The data suggests Japanese companies may be shaking off their deflationary mindset as they gradually raise prices of everything from fuel to food while coming under pressure from cost-push inflation.
The nationwide core consumer price index (CPI), which excludes volatile fresh food prices but includes energy, rose 3.6% year on year in October, versus a 3.5% rise expected by economists, and accelerating from the previous month’s 3.0% gain.
The jump marked the fastest gain since February 1982.
It also confirmed CPI growth remained above the Bank of Japan’s (BOJ) 2% inflation goal for a seventh straight month.
Despite widening price pressures, which are a growing concern for households, however, the BOJ would not join a global trend of tightening monetary policy through rate hikes.
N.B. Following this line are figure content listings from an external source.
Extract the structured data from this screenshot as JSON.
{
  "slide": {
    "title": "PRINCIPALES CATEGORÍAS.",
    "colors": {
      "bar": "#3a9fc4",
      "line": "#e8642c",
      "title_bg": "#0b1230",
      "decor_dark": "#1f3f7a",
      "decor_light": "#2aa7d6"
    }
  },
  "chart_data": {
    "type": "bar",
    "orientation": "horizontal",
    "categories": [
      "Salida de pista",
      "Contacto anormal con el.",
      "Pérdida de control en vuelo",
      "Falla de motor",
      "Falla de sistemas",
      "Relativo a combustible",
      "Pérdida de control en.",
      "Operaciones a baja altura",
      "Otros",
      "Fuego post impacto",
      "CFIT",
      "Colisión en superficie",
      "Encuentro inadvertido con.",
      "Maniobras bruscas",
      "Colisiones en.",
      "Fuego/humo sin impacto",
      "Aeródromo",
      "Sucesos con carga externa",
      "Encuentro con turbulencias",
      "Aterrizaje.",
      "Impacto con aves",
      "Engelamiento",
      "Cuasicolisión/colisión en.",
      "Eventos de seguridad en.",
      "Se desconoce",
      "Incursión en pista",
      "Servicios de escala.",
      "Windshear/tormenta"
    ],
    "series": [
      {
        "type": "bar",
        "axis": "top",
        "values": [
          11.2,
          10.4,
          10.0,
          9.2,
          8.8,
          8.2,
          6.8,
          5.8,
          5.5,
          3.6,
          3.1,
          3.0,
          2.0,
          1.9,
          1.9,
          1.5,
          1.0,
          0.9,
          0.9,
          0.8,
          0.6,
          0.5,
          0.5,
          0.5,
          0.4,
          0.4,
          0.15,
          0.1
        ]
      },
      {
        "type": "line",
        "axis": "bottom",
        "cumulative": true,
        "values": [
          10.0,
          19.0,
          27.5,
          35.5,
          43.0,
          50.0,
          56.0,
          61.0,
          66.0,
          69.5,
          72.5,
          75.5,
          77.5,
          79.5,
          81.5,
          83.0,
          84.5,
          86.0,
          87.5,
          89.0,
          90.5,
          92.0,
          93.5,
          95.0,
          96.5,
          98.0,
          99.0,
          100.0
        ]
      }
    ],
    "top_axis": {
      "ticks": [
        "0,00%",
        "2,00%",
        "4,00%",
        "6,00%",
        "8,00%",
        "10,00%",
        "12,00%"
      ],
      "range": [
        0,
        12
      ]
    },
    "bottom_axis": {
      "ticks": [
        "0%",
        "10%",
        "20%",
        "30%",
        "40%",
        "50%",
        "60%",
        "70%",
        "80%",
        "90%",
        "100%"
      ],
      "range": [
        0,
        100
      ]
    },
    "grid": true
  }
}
BOJ Gov. Haruhiko Kuroda reiterated on Thursday a pledge to maintain monetary stimulus to support a fragile economy facing still weak inflation and reeling from the COVID downturn.
Kuroda has argued that global commodity costs account for half the factors for price hikes and that cost-push inflation would not last long.
Japan’s consumer inflation would likely reach 3% for the current fiscal year ending next March, but the pace would fall to half that rate next year as commodity and other cost-push factors run their course, Kuroda has said.
In a sign subcontractors are struggling with wholesale price pressures, the corporate goods price index (CGPI) jumped 9.1% in the year to October.